De fait, la question de l'accès aux soins est devenue récurrente. Les chiffres peuvent diverger, mais toutes les études montrent qu'une part significative des patients renoncent à se soigner pour des raisons financières. Les dépassements d'honoraires des médecins - 2,5 Md€ en 2010, selon la Cnam - sont notamment montrés du doigt. Le ministre de la Santé a fait adopter in extremis un dispositif - contesté - pour les encadrer, faute d'accord entre l'Assurance maladie, les syndicats médicaux et l'Union nationale des organismes complémentaires d'assurance maladie (Unocam). Si chacun se renvoie la balle, cette négociation avortée illustre bien l'échec de l'association des organismes complémentaires à la politique conventionnelle de l'Assurance maladie voulue par la réforme de 2004 et ce, alors même que la couverture des assurés repose plus que jamais sur ces deux piliers.

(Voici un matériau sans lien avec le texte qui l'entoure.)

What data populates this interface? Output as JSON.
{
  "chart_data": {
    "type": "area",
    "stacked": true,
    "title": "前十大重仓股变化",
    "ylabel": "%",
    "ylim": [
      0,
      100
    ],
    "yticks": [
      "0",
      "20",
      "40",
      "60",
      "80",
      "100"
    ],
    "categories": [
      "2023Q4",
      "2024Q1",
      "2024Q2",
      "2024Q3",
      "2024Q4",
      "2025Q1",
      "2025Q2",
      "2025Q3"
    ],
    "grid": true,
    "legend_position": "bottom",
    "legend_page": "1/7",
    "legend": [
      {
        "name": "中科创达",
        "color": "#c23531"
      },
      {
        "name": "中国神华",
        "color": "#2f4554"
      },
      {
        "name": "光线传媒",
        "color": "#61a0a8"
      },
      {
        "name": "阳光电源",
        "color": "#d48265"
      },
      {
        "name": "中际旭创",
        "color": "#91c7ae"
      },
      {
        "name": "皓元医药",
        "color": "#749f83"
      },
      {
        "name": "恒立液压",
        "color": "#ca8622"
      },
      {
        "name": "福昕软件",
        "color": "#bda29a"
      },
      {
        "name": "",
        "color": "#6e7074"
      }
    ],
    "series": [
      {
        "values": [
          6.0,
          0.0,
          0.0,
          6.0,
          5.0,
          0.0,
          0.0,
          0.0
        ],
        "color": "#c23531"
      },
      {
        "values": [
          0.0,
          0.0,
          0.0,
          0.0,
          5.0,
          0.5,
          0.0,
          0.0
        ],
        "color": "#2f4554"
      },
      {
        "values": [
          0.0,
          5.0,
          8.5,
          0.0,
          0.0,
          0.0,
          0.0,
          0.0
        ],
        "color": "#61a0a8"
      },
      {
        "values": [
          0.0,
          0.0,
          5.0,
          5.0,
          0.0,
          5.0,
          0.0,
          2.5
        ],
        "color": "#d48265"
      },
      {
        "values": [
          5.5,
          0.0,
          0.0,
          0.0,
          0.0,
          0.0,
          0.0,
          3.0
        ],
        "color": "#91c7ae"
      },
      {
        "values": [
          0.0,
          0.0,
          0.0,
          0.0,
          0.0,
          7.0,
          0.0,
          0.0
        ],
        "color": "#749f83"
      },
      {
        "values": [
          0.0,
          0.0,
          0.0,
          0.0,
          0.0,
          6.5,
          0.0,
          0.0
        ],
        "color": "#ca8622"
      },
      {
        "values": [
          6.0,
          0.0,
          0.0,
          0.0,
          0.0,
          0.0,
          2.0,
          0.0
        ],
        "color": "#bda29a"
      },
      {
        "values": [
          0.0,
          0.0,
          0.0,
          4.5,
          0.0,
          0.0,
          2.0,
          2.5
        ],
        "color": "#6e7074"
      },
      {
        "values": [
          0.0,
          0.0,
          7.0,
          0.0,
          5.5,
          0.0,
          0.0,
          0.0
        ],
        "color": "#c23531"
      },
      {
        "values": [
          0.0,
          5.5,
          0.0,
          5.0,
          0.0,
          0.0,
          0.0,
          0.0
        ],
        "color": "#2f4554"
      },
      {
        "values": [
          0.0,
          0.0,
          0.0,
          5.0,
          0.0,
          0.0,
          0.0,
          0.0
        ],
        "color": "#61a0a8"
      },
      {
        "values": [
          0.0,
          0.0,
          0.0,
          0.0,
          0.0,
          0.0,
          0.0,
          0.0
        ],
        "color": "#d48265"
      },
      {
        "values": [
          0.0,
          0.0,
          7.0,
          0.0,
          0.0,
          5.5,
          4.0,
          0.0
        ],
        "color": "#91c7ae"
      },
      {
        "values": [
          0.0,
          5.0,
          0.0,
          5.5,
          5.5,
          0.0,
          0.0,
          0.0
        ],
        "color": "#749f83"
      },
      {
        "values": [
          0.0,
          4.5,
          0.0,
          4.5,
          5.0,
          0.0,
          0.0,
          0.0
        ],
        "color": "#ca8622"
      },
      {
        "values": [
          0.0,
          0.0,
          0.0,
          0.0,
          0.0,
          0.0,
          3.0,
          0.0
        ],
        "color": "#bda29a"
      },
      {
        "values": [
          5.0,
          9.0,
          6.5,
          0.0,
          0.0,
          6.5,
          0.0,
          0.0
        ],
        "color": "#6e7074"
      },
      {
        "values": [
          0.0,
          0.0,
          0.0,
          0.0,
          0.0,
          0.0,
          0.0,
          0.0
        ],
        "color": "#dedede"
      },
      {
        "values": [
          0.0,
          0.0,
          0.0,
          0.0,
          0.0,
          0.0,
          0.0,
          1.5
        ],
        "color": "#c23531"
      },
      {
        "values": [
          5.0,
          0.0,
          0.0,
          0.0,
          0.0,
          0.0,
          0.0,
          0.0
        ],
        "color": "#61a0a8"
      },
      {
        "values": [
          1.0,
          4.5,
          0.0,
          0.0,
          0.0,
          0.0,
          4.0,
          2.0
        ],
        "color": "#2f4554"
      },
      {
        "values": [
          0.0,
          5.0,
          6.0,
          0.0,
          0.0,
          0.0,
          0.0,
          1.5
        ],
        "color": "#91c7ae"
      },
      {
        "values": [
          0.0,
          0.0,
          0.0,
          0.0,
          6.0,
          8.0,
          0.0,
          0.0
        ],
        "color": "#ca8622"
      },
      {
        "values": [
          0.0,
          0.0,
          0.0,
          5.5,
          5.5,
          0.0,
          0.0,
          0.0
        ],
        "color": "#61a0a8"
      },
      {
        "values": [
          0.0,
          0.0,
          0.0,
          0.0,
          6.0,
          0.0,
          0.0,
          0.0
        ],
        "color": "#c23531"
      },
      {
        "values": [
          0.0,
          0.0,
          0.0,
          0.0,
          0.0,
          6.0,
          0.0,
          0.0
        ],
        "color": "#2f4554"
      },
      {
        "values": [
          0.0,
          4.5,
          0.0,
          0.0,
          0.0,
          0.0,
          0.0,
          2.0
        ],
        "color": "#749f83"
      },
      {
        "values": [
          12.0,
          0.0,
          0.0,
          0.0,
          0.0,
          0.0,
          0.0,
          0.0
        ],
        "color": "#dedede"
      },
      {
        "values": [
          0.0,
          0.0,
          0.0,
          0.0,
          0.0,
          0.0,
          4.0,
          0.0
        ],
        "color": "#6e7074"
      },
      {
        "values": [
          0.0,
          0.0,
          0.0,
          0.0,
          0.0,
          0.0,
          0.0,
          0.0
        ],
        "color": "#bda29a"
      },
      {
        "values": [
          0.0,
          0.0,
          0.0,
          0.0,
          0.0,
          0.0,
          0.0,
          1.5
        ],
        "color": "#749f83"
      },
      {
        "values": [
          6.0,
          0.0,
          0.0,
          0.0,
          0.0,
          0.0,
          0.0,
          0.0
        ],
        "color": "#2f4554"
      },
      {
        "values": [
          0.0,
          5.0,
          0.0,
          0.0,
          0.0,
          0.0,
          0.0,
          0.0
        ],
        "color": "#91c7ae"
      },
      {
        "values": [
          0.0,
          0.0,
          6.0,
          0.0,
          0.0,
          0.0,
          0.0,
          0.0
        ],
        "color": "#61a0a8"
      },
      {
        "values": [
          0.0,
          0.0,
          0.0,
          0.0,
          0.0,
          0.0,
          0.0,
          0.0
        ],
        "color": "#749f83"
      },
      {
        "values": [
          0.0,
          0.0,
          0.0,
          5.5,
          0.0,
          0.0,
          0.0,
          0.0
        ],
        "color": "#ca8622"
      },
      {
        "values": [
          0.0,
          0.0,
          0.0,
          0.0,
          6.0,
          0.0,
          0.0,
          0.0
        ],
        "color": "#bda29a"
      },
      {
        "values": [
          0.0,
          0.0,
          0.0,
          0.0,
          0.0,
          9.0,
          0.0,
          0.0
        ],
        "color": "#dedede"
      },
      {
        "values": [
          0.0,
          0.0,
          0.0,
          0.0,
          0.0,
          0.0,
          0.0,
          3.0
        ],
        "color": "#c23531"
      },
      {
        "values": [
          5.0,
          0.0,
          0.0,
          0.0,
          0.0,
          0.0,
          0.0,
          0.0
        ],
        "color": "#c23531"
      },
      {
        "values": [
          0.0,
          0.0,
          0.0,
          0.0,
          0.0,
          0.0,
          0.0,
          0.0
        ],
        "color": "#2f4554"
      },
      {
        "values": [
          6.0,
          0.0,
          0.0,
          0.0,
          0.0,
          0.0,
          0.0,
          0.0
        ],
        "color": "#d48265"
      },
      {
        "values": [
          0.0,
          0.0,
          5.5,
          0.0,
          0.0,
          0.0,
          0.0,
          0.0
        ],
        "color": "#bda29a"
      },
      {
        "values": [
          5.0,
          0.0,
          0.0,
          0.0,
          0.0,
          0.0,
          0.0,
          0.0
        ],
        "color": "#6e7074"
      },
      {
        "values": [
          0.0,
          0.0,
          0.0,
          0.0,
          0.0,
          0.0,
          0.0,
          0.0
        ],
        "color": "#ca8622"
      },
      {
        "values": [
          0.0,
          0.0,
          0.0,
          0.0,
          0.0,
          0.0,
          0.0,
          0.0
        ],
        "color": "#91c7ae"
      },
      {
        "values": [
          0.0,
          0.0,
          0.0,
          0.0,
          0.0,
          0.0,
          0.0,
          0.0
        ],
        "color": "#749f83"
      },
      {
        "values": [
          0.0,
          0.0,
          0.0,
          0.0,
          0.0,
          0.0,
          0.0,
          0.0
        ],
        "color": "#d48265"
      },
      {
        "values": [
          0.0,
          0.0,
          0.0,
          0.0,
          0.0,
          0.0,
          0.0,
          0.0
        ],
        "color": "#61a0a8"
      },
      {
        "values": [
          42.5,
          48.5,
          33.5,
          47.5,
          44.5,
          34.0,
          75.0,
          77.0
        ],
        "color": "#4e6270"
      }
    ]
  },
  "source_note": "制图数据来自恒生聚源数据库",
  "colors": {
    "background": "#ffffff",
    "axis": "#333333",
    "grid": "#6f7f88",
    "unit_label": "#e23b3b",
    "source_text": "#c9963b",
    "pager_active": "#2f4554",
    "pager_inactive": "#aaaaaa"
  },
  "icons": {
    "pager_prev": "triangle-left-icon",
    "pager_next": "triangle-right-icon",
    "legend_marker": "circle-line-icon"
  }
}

De moins en moins de médecins

Si les Français connaissent des difficultés croissantes à payer le médecin, encore faut-il qu'ils en aient trouvé un. Les témoignages abondent sur ces délais d'attente de plusieurs mois pour décrocher un rendez-vous chez l'ophtalmologiste. Selon Jalma, la situation ne devrait pas s'arranger, bien au contraire, compte tenu des évolutions sociologique et démographique, tant de la population que du corps médical. Le nombre de médecins devrait « diminuer de 10% » d'ici à 2020, et « le temps médical disponible de 20% ». Faut-il rappeler que la réforme Juppé de 1996 a encouragé financièrement le départ en préretraite des médecins, ce qui en dit long sur le pilotage du système de santé ?

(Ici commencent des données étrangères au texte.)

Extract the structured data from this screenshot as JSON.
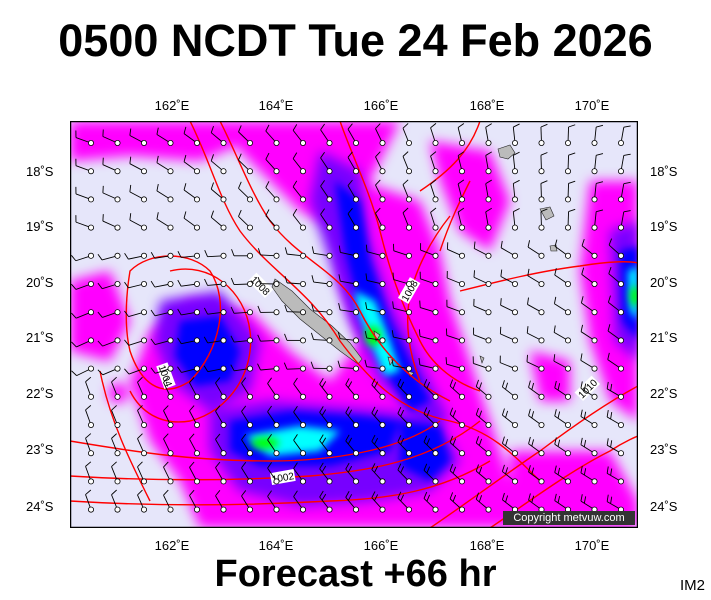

Bref, la santé française apparaît sous le jour préoccupant d'un système toujours plus dépensier, mais de moins en moins capable de répondre aux besoins de la population, et particulièrement pour sa frange la plus fragile. Pour conforter le besoin de réforme, les plus critiques ne manqueraient pas d'évoquer aussi les inégalités sociales de santé qui persistent, la prévention qui demeure le parent pauvre, ou les scandales sanitaires du Mediator et des implants mammaires PIP. La tâche paraît donc immense, mais le président de la Mutualité française, Étienne Caniard, n'est visiblement pas le seul à penser que, pour le moment, « les propositions des candidats à la présidentielle ne sont pas à la hauteur des enjeux ».